Вера смотрит пристально.
— В чем дело? Ты знаешь что-нибудь?
— Нет, меня удивляет, я вчера только говорил с ним утром. Неужели?…
— Это ужасно. Я так взволнована. Эдуард Францевич, слава Богу, невредим. Я узнала уже после. Мне даже его не жаль. Ведь это сумасшествие. Он болен был, вероятно. Тот ему ничего не сделал. Это очень странно. Почему у тебя такой дикий вид, точно ты что-то знаешь и не хочешь сказать. Пойми, что это глупо. Сейчас же говори в чем дело.
— Ах, оставь меня в покое. Я ничего не знаю, откуда я могу знать.
— Тогда у тебя не было бы такого вида. Ведь я знаю тебя отлично. Точно в детстве, когда что-нибудь натворил.
— Детство так далеко. А теперь другое. Мне просто жалко Карла Константиновича. Ведь он ко мне так хорошо относился. Это так редко.
— Да, но он был сумасшедший.
— Неправда, неправда. И потом ведь он убит. Дай хоть трупу остыть. Это низко. — Боря выходит из комнаты, хлопая дверью.

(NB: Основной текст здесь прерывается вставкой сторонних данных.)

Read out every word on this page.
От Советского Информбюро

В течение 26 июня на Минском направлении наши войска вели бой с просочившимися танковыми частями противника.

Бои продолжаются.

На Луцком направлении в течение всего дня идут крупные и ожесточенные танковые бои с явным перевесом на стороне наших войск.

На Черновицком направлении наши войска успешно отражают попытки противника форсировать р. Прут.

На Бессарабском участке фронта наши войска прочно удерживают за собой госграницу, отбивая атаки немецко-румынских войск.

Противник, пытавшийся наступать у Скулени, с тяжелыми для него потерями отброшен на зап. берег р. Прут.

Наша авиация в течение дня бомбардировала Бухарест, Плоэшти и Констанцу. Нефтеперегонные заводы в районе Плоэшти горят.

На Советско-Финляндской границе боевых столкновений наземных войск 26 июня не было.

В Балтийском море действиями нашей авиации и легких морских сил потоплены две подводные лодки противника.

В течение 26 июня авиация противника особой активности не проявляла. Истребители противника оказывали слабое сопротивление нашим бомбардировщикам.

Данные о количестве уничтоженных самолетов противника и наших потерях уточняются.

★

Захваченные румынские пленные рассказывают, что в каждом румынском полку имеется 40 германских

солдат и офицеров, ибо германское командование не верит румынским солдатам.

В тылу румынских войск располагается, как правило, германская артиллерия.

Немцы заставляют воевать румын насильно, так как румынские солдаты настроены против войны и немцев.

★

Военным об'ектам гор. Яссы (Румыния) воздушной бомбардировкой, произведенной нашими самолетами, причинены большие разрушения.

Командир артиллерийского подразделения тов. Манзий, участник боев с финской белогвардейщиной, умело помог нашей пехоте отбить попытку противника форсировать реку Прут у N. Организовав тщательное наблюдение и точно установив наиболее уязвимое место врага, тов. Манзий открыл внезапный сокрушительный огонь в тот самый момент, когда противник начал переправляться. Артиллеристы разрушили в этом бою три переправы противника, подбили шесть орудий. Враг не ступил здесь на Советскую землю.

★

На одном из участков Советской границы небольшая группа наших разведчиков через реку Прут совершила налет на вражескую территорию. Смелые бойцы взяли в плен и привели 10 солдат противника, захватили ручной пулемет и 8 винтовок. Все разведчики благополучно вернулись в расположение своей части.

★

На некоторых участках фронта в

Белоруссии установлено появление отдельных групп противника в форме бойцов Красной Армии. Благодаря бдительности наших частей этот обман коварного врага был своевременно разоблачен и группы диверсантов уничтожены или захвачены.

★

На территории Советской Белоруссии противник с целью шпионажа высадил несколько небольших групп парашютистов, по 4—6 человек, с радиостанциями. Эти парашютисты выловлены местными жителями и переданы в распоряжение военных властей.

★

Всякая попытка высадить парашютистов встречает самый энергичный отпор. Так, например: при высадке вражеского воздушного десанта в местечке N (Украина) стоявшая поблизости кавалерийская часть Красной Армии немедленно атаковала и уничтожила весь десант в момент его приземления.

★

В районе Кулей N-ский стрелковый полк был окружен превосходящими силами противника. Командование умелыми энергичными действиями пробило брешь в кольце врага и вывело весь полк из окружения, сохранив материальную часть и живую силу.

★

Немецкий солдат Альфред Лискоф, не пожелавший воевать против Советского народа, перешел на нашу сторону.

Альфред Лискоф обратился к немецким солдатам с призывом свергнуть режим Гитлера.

— Теперь моя очередь. Очередь. Боже. Точно перед расстрелом. Брр…
— Да, конечно, это не меняет дела. Я готов хоть завтра.
— Да. Да.
— Выбор оружия… все это… вам… Я ведь никогда еще не дрался. — Боре досадно, что он произнес последнюю фразу, точно милостыню прошу, сожаления. Ведь он отлично знает, что я никогда не дрался и стрелять-то не умею, зачем же об этом говорить. Боря краснеет, нервно шевелит руками. — Хотя я не дрался, но бывают случаи, когда тот, кто еще не дрался, убивает опытных. Я читал об этом. — Господи! Зачем я ему все это говорю? Надо давно проститься, холодно, вежливо.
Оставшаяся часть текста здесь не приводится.